QUÊNIA PODE SUBSTITUIR DINHEIRO POR MOEDA DIGITAL

O presidente do grupo de trabalho Distributed Ledgers e Artificial Intelligence, Bitange Ndemo, aconselhou o governo queniano a separar a sua economia de modo a lidar com as crescentes questões de corrupção e incerteza.

Ndemo revelou sua opinião durante uma reunião entre os intervenientes do Ministério das TIC do Quênia e membros do setor privado. Ele observou que o país da África Oriental precisa de uma moeda digital que ficaria lado a lado com o decreto.

 

"Precisamos começar a simbolizar a economia dando incentivos aos jovens para fazerem as coisas que são pagas através de fichas que podem ser convertidas em moeda Fiat", disse Ndemo.

 

ABERTO À INOVAÇÃO

O Quênia é um dos países líderes da África em termos de desenvolvimento de blockchain e criptomoeda. Algumas das maiores remessas da tecnologia na região se originaram lá. Além disso, a nação do leste africano é notável pelo ambiente amigável que proporciona não apenas blockchain, mas inovações tecnológicas em geral.
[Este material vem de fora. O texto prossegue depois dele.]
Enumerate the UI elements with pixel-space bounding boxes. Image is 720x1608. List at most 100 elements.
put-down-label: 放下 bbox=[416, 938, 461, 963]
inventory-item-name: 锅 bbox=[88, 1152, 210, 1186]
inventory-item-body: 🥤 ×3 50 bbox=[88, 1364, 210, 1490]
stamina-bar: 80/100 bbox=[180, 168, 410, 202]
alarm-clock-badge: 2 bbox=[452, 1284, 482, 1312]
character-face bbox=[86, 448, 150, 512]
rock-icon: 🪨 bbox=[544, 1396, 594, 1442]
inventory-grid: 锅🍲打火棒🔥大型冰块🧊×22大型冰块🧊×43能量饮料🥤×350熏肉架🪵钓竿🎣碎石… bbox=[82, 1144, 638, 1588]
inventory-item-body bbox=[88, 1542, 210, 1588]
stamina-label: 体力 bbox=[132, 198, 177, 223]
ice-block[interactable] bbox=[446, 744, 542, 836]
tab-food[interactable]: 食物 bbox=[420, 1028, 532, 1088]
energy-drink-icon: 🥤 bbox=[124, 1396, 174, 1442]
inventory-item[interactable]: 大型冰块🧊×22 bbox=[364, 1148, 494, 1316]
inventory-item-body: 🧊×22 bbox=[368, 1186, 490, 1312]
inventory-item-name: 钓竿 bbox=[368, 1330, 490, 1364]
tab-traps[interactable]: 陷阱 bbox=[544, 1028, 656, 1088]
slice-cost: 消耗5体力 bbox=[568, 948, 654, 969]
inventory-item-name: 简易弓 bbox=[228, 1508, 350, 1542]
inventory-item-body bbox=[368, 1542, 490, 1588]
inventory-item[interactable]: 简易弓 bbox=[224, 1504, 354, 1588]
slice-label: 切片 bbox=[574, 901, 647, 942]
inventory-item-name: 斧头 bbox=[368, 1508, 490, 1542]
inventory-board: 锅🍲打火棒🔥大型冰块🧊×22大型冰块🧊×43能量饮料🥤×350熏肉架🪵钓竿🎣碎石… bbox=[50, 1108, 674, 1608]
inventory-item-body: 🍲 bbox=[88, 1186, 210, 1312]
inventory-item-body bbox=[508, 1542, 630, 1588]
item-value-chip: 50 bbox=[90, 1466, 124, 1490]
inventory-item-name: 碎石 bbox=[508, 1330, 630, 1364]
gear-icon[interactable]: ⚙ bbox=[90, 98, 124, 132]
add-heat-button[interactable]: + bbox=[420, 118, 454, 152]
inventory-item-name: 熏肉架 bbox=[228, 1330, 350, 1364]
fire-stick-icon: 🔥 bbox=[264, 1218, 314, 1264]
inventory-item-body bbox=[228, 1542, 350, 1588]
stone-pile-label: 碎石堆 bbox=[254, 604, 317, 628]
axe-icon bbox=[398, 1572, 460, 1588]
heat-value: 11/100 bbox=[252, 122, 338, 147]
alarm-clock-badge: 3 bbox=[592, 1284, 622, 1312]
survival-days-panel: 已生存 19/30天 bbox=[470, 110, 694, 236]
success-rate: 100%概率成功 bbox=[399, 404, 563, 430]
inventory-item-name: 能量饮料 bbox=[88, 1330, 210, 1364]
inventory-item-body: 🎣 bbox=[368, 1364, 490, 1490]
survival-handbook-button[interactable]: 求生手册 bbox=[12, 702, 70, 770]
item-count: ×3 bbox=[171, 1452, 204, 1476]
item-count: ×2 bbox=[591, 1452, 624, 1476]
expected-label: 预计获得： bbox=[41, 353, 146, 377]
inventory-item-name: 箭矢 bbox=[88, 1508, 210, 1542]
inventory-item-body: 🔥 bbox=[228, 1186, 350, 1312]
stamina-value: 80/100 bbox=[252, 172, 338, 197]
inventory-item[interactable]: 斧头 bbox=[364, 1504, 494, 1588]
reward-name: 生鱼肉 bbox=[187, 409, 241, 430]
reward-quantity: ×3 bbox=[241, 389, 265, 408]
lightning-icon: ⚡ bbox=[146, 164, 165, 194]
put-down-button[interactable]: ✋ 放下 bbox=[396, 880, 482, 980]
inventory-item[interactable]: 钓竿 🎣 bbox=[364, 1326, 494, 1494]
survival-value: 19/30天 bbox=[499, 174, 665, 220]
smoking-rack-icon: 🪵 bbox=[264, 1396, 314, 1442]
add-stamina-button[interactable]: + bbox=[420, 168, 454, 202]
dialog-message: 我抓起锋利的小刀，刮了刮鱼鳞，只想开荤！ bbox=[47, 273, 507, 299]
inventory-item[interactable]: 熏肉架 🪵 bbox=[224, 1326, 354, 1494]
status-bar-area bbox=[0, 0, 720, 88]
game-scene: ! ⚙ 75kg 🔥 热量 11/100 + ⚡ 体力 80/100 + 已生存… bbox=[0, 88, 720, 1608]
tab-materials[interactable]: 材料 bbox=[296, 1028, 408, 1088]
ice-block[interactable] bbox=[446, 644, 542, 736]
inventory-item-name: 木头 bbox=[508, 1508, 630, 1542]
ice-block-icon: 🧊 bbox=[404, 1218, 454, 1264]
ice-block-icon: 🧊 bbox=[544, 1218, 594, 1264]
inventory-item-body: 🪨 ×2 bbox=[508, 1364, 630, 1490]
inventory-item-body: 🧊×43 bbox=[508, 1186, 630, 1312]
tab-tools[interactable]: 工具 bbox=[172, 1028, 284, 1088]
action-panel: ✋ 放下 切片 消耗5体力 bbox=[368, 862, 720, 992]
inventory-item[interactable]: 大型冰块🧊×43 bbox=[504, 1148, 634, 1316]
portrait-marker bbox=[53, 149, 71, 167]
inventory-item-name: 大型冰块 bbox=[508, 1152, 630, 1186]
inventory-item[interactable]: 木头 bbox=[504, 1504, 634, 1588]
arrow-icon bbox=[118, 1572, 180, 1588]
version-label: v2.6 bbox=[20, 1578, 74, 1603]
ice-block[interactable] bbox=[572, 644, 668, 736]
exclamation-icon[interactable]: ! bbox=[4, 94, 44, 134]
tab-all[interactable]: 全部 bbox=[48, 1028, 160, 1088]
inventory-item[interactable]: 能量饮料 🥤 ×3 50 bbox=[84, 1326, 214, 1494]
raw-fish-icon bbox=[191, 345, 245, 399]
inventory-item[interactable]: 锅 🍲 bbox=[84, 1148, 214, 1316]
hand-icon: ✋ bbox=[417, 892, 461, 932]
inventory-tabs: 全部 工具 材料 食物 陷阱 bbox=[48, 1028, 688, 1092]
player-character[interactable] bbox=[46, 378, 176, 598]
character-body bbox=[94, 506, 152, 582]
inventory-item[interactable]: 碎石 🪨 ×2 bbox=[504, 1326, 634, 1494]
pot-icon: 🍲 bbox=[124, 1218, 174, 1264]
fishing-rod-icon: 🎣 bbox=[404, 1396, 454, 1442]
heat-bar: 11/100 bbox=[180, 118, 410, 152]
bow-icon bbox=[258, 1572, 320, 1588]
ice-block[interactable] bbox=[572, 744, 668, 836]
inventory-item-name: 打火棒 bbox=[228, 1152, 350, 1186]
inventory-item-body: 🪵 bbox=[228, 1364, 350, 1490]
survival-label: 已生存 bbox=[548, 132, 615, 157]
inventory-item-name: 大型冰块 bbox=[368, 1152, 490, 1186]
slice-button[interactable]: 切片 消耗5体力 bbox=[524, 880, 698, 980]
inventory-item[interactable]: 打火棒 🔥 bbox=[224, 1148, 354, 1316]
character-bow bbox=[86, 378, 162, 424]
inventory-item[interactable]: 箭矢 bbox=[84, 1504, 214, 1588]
Discussões legislativas ativas sobre programas relacionados a blockchain e criptomoeda mostram o interesse que o governo queniano tem em blockchain. Isso fica evidente no esforço do governo em encontrar estruturas regulatórias adequadas para a tecnologia ao longo do tempo.

Em agosto de 2018, a comissão eleitoral do país mostrou sinais de adoção da tecnologia blockchain nos processos de votação.

De acordo com o Ndemo, Tokens são como pontos de bonga oferecidos por operadoras móveis ou créditos de fidelidade concedidos nos supermercados: podem ser convertidos em moedas e usados para comprar mercadorias de qualquer escolha pelo usuário.

CONHECIMENTO NECESSÁRIO

A força-tarefa de Ledgers Distribuídos e Inteligência Artificial, inaugurada em março, recomendou anteriormente que uma Moeda Digital do Banco Central operasse em termos nominais fixos e como uma moeda legal válida. Esta é uma ideia que foi deixada de lado por enquanto.

Jerome Ochieng, da ICT, no entanto, observou que é necessário um aumento do nível de conscientização sobre os tokens e como usá-los antes que qualquer passo importante possa ser dado. Ele vê a iluminação pública nesta área como um fator crucial que deve ser colocado em prática antes de qualquer ação governamental avançada.

 

"Não estamos muito entusiasmados no momento. É claro, ele virá, mas primeiro queremos que as pessoas entendam o uso de tokens", diz Ochieng.

 

A força-tarefa do Ndemo continua em sua missão de determinar os casos de uso apropriados e implementáveis ​​de blockchain dentro do ambiente tecnológico e econômico queniano. Isso irá melhorar ainda mais a posição do país como um centro de inovação e o tornará rápido em desenvolvimento, especialmente quando se trata de inovação.